Shares were down marginally in the after-hours session."
They upsized to 27 million shares (don’t know the price yet), which I normally would say represents 6.7% dilution based on the 405 million weighted average shares outstanding that ZI reported in their Q2 earnings release.
And maybe it’s just that simple…
However, ZI has a broad set of outstanding shares at the Class C and Class A levels and has 4 pages in their 10-Q (see “Note 13 - Earnings Per Share…” dedicated to covering their calculations here, and it’s a dizzying mix that I don’t fully understand. Perhaps it doesn’t matter, but I wanted to point it out in case someone on the board has a better understanding.
Nevertheless, if you take 405+27=432 million shares × ~$55/share you get a $23.76B market cap for ZI.
Their debt - cash is unremarkable, so for simplicity, their EV/S (TTM) after dilution would be 23,760/590.4 = 40.24
There are plenty of compares that could made here, but one such compare of similar revenues is Cloudflare and their EV/S (TTM) is currently ~75
This turns out to be a bargain for any of us wanting to increase our stake. The closing price Monday was $54.80. On yesterday morning (after earnings) the price was up about 11-12% at $60.80. This for a stock which had barely moved in months.
Then these VC’s decided to sell some shares (remember that this is no dilution). They priced the shares, after expanding to 27 million (showing high demand), at a price of $55.25.
The customers of Morgan Stanley who were getting the shares but didn’t know anything about the company pre-sold the shares they were getting (sold short) yesterday and this morning, and gave us a gift. I was able to add to my position of this $60.80 stock at $55.50 in the pre-market today. What a gift!
I learned a valuable, but opposite, lesson. ZI has been on my watch list for months. Their beat and raise pushed me from watch to own. I bought an [initial] position in the pre-market, at elevated rates, and now know it would have been much smarter to take my time. Is there an art of “when” to launch, post a quarterly report that helps you cross to the “own” side? Very happy to own long term, but just wish I’d avoided the unnecessary premium I now need to overcome.

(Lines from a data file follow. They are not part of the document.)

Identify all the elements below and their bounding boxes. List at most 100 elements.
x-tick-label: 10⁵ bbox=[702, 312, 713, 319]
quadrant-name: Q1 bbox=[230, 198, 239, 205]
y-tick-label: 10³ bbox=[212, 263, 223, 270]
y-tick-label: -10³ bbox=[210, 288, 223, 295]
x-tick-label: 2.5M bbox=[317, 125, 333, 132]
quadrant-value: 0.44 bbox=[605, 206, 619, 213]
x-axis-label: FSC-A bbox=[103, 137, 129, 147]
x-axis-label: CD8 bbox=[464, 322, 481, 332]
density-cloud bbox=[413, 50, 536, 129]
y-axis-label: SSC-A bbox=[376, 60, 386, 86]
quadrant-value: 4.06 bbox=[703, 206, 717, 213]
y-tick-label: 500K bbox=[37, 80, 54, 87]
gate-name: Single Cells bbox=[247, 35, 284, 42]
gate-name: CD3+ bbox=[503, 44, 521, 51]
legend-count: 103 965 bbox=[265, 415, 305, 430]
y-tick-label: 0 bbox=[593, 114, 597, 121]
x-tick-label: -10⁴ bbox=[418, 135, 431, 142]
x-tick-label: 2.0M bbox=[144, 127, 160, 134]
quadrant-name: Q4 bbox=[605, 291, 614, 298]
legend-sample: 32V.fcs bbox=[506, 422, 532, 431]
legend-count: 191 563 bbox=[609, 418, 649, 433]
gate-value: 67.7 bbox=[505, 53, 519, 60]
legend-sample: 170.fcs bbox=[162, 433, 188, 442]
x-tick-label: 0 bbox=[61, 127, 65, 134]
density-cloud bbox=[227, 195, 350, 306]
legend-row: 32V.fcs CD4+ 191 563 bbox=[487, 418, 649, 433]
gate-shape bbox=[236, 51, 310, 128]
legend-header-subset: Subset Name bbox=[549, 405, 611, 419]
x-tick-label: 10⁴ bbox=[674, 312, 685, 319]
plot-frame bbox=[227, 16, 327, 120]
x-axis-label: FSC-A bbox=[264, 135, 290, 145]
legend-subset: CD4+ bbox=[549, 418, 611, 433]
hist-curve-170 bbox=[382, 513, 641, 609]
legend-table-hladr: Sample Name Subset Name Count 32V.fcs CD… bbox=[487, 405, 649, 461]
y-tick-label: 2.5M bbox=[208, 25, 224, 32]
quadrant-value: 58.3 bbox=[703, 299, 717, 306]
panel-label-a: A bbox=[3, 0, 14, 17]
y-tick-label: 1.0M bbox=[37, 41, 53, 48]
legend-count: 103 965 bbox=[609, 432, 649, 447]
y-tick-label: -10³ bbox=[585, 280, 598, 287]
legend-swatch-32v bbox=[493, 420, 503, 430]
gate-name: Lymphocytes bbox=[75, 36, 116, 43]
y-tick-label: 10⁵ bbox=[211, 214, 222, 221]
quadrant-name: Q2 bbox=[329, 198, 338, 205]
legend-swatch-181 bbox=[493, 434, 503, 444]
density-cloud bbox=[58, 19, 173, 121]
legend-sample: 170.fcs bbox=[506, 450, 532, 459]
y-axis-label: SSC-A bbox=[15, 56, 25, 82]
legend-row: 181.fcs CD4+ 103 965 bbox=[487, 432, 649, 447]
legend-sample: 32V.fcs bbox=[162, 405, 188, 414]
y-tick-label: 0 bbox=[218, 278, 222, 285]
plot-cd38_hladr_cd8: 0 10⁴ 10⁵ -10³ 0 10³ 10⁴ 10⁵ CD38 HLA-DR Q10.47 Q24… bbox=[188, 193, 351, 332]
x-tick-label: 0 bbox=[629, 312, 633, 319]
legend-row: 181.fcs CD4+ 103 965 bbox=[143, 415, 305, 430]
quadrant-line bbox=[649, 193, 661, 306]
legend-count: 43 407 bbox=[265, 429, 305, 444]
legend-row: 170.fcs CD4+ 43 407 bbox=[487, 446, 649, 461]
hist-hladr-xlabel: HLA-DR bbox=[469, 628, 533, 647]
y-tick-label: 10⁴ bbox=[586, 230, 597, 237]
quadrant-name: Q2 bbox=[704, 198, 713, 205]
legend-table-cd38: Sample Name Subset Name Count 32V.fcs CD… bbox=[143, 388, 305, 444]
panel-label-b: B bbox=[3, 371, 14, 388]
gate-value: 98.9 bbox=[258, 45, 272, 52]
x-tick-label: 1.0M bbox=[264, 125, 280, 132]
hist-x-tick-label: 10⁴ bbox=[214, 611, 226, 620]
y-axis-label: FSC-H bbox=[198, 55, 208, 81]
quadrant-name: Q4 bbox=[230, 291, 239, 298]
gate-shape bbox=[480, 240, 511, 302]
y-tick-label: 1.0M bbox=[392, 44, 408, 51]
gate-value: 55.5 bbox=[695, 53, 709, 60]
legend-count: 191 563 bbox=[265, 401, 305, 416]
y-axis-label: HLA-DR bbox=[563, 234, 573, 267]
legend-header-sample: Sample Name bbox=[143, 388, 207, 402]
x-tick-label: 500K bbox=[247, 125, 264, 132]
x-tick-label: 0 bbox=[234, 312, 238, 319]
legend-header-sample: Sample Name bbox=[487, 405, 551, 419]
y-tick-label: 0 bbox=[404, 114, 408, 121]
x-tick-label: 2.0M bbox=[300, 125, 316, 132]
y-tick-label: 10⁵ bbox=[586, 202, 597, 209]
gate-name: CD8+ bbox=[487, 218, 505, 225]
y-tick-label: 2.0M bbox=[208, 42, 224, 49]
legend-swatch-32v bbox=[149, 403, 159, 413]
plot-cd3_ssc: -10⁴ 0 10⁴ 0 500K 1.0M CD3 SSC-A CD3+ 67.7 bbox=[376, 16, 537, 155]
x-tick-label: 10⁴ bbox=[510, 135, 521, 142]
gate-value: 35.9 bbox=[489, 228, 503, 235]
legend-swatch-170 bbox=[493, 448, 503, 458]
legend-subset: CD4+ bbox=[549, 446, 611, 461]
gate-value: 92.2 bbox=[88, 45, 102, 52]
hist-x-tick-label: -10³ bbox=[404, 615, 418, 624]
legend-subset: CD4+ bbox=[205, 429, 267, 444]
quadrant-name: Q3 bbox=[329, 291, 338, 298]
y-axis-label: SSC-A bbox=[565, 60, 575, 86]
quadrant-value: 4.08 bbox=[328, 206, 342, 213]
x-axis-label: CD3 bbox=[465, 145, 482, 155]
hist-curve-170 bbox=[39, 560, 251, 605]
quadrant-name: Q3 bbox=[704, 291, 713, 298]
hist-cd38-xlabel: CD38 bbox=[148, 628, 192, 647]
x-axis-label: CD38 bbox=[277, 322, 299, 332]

Here there be tygers! The lesson you learned is not valuable! Market timing at the micro level like this is not realistic for most individual investors. You’d have to be plugged in with pretty laser-like focus to take advantage of the very short-term difference in entry price between Saul’s add and yours. To my mind, that’s strictly the domain of the best professional investors/traders and only a small handful of vigilant long-timers (like Saul).
It’s only my take of course, but you beat yourself up thinking you paid a premium when you didn’t know about it at the time. Just do the best you can with the information you have at the time, and own your decisions in the comforting that there will always who bought and/or sold at a better price than you did. Investing the Saul Way and following general Foolish principles optimize your chance at both beating the market over the long term and sleeping well at night along the way.
To answer the bolded question above, it sounds like you’re asking about whether there’s a science to it, rather than an art. All I do is remember that the best time to buy any stock is always some time in the past when the price was lower. Learning to live with the reality (forgive the semantic liberty here) that the second-best is at the confluence of (a) your confidence the stock’s fit with your available goals and (b) having the cash available. Timing, ESPECIALLY at the hour-to-hour or day-to-day level, is virtually meaningless in the long run, except to folks interested in a ‘measuring contest’. Again, there’s always someone who did better than we did. I bought a second “third” of ZI this morning without thinking about it being “worth” $60.80 because that’s what it’s basically worth NOW. I try buy stocks based on what they’re going to be worth in 3-5 years or more, and as you might have heard, whether you bought at $55 or $60 isn’t going to matter a whole lot when the price is north of 3 bills at some point.
Probably just me, but I think winning in investing is about meeting all of your goals, not about beating others’ performance. Envy and regret are just two ways to waste emotional space.